There is an evolution of the thrombus characteristics over time and these characteristics are clearly distinctive. However, there are gradual changes when the thrombus evolves from the acute to the subacute and later old phase in iliofemoral DVT cases: in addition to the well-defined criteria of the described scoring system, the presence and extent of not only perivascular but also subcutaneous edema were observed. In the acute phase, the latter can be very extensive. In the subacute phase, edema was still present but tended to organize more around the vein (wall) as perivascular edema. In the old phase, the (visible) edema was mostly resolved. While the confidence of image interpretation with the imaging features studied was already excellent, assessment of subcutaneous edema could potentially be an additional visual aid for radiologists starting to assign a thrombus score in daily practice. Extensive venous collateralization is generally a sign of a more chronic venous occlusive state, and should not be present in acute DVT [19]. It was not observed in any of the cases in this study.
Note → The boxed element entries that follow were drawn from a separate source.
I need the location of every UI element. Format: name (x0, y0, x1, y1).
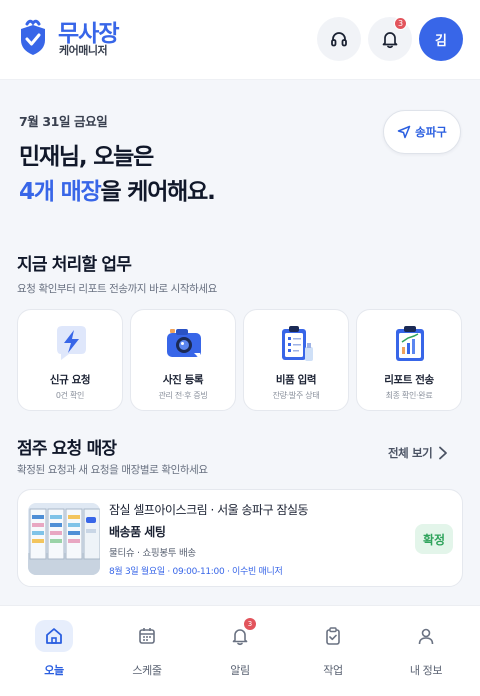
task-clipboard-icon (326, 627, 340, 645)
nav-label: 오늘 (44, 664, 64, 677)
notification-badge: 3 (394, 17, 407, 30)
tasks-section-subtitle: 요청 확인부터 리포트 전송까지 바로 시작하세요 (17, 283, 217, 295)
view-all-label: 전체 보기 (388, 446, 433, 460)
store-freezer-illustration (28, 503, 100, 575)
request-items: 물티슈 · 쇼핑봉투 배송 (109, 548, 196, 559)
nav-label: 스케줄 (132, 664, 162, 677)
lightning-icon (57, 326, 86, 360)
region-select-button[interactable]: 송파구 (383, 110, 461, 154)
headset-icon (331, 32, 347, 47)
task-label: 사진 등록 (162, 374, 204, 386)
nav-item-schedule[interactable]: 스케줄 (107, 620, 187, 680)
task-card-new-request[interactable]: 신규 요청 0건 확인 (17, 309, 123, 411)
location-arrow-icon (397, 125, 411, 139)
task-desc: 0건 확인 (55, 391, 85, 400)
bell-icon (382, 32, 398, 49)
report-clipboard-icon (396, 326, 424, 361)
chevron-right-icon (439, 446, 448, 460)
support-button[interactable] (317, 17, 361, 61)
app-header: 무사장 케어매니저 3 김 (0, 0, 480, 80)
view-all-link[interactable]: 전체 보기 (388, 445, 448, 461)
nav-label: 알림 (230, 664, 250, 677)
logo-shield-icon (21, 19, 45, 55)
greeting-line-1: 민재님, 오늘은 (19, 144, 154, 170)
alerts-badge: 3 (244, 618, 256, 630)
today-date: 7월 31일 금요일 (19, 114, 108, 129)
task-label: 비품 입력 (275, 374, 317, 386)
nav-item-today[interactable]: 오늘 (14, 620, 94, 680)
store-count-highlight: 4개 매장 (19, 179, 102, 205)
task-desc: 최종 확인·완료 (385, 391, 433, 400)
tasks-section-title: 지금 처리할 업무 (17, 255, 132, 275)
task-desc: 관리 전·후 증빙 (158, 391, 208, 400)
region-label: 송파구 (415, 125, 447, 139)
task-label: 신규 요청 (49, 374, 91, 386)
brand-subtitle: 케어매니저 (59, 44, 108, 57)
task-label: 리포트 전송 (384, 374, 434, 386)
store-name: 잠실 셀프아이스크림 · 서울 송파구 잠실동 (109, 503, 309, 517)
nav-item-alerts[interactable]: 3 알림 (200, 618, 280, 680)
avatar[interactable]: 김 (419, 17, 463, 61)
nav-item-my-info[interactable]: 내 정보 (386, 620, 466, 680)
task-desc: 잔량·발주 상태 (272, 391, 320, 400)
greeting-line-2-rest: 을 케어해요. (100, 179, 216, 205)
person-icon (418, 628, 434, 645)
requests-section-title: 점주 요청 매장 (17, 439, 117, 459)
home-icon (46, 628, 62, 644)
clipboard-supplies-icon (282, 326, 313, 361)
camera-icon (167, 329, 201, 359)
nav-label: 작업 (323, 664, 343, 677)
task-card-photo-upload[interactable]: 사진 등록 관리 전·후 증빙 (130, 309, 236, 411)
status-badge: 확정 (415, 524, 453, 554)
nav-item-work[interactable]: 작업 (293, 620, 373, 680)
task-card-report-send[interactable]: 리포트 전송 최종 확인·완료 (356, 309, 462, 411)
notification-button[interactable]: 3 (368, 17, 412, 61)
store-request-card[interactable]: 잠실 셀프아이스크림 · 서울 송파구 잠실동 배송품 세팅 물티슈 · 쇼핑봉… (17, 489, 463, 587)
requests-section-subtitle: 확정된 요청과 새 요청을 매장별로 확인하세요 (17, 464, 208, 476)
request-schedule: 8월 3일 월요일 · 09:00-11:00 · 이수빈 매니저 (109, 567, 283, 577)
greeting-line-2: 4개 매장을 케어해요. (19, 172, 216, 206)
bottom-navigation: 오늘 스케줄 3 알림 작업 내 정보 (0, 605, 480, 696)
task-card-supplies-input[interactable]: 비품 입력 잔량·발주 상태 (243, 309, 349, 411)
store-photo (28, 503, 100, 575)
calendar-icon (139, 628, 155, 644)
request-task: 배송품 세팅 (109, 525, 166, 539)
nav-label: 내 정보 (409, 664, 443, 677)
However, there are some limitations to this study. First, this is a post hoc analysis with a small sample size. However, distinctions between the three categories of MVR-based thrombus age are clear and associations with clinical outcomes strong. A second limitation is that the MRV scan protocol for the CAVA trial included the blood pool contrast agent gadofosveset-trisodium, the use of which is no longer current daily practice. Studies have shown the benefits of using a standard extracellular gadolinium agent [20, 21]. The blood pool contrast agent can be substituted with a standard extracellular gadolinium agent containing gadobutrol (Gadovist, Bayer HealthCare) without loss of image quality or diagnostic value. This standard agent is now routinely administered in our practice and has replaced blood pool contrast agents for MRV [22]. Third, although widely used, patient-reported complaints are not a robust indicator for exact thrombus age [15]; in fact, a partial thrombosis may last for a prolonged period of time before becoming occlusive and therefore symptomatic [23]. In this study, MRV was shown to provide a more objective and robust indication for thrombus age than patient-reported complaints. Fourth, CDT was not successful in all acute thromboses and ultimate success of reperfusion therapy may not rely solely on adequate assessment of thrombus age. Other patient characteristics and properties of the thrombus which influence clot resolution may be important additional determinants. For example, differences in endogenous clot lysis due to individual patient variation in clot structures influence turbidity and permeation and are independent of thrombus age [24].

In conclusion, thrombus aging based on MRV imaging enables preprocedural selection of patients with iliofemoral DVT most likely to undergo successful CDT, as well as those most likely to be resistant to thrombolytic therapy. This helps to avoid unnecessary risk associated with unsuccessful catheter-directed thrombolysis and extensive treatment duration. In view of these results, magnetic resonance venography should be considered a prerequisite for patients opting to undergo catheter-directed thrombolysis for iliofemoral deep vein thrombosis.

Summary statement

Pre-interventional magnetic resonance venography–based assessment of thrombus age in patients with iliofemoral deep vein thrombosis can identify patients most likely to undergo successful catheter-directed thrombolysis and may thus prevent unnecessary catheter-directed thrombolysis-related complications.